1970, quando l’acqua del traforo fece paura
L’Aquila – Il 21 settembre 1970 le trivelle che perforavano da tempo il Gran Sasso per la costruzione del traforo intercettarono una immensa falda d’acqua di età geologica. Dal cantiere del tunnel verso versante aquilano fuoriuscì una immensa quantità d’acqua azzurrina, in un giorno di autentica paura per tutti. L’acqua finì in fiumi e torrenti, fino al fiume Aterno. Chi scrive lavorava anche per radio Rai ed ebbe il compito di riferire tutto in una notizia di poche righe, che doveva raccontare tutto ma non allarmare nessuno. Un lavoro da far sudare sette camicie, in un momento difficile della vita privata.
Fu un giorno da ricordare per diversi motivi, e lo ricordiamo.

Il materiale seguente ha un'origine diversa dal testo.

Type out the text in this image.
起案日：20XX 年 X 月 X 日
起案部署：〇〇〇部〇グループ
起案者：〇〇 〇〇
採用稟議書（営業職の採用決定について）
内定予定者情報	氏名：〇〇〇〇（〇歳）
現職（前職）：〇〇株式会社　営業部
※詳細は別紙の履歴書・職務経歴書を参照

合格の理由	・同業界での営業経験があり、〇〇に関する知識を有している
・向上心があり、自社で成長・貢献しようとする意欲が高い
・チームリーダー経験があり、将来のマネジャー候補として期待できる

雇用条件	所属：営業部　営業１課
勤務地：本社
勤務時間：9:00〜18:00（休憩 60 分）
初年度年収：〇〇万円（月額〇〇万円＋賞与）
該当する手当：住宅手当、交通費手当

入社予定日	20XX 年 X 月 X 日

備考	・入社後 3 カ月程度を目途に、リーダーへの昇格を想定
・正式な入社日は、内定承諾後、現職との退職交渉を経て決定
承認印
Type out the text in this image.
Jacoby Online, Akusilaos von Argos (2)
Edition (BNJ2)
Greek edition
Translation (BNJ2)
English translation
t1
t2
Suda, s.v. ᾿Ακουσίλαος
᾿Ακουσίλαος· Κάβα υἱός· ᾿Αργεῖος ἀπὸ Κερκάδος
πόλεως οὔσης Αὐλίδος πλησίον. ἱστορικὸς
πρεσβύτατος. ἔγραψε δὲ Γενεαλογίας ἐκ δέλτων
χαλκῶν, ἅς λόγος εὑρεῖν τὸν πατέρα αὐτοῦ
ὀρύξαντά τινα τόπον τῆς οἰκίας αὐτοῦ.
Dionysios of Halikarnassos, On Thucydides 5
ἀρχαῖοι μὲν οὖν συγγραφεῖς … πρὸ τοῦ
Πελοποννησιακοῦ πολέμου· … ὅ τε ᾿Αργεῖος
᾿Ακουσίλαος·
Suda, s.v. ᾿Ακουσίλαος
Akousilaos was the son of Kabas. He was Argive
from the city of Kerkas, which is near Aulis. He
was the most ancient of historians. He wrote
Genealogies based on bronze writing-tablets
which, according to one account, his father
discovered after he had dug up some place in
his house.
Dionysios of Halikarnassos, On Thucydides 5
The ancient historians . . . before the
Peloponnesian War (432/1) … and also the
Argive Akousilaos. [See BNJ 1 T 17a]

Poche altre volte svolgere il lavoro giornalistico fu altrettanto – diciamo – impegnativo. Ma ci riuscimmo.
La paura era dovuta all’impossibilità di prevedere cosa sarebbe potuto accadere. Anche qualcosa di apocalittico. Non esistevano protezione civile e altre istituzioni, solo fonti reticenti ed elusive. Come sempre, chi doveva assumere responsabilità sull’informazione corretta ma precisa, evitava di farlo.
In seguito l’acqua del Gran Sasso fu utilizzata sia per L’Aquila che per Teramo. La falda pian piano si svuotò senza provocare catastrofi, ma quel giorno chi poteva saperlo?
Era evidente che i lavori erano andati avanti senza la minima consapevolezza della posizione e della portata delle immense falde acquifere sotterranee. Tanto è che lo scavo ne prese in pieno una. Oggi, che siamo alla vigilia della annunciata chiusura del traforo (il 19 maggio) è evidente che i problemi idrici e geologici non sono risolti. Un groviglio di inchieste rende davvero difficile la situazione. Strada dei Parchi non trova altro da fare che chiudere. Una decisione che qualcuno trova persino comprensibile. Occorrono lavori imponenti per rendere sicuro il doppio tunnel, sotto il profilo dell’inquinamento. Altri parlano di possibile chiusura degli acquedotti. Problemi da risolvere in pochi giorni. Ce n’è abbastanza per essere pessimisti. Con l’aria politica che tira, , inoltre, è quanto meno arduo sperare nel meglio. Ma sperare è la sola cosa sensata.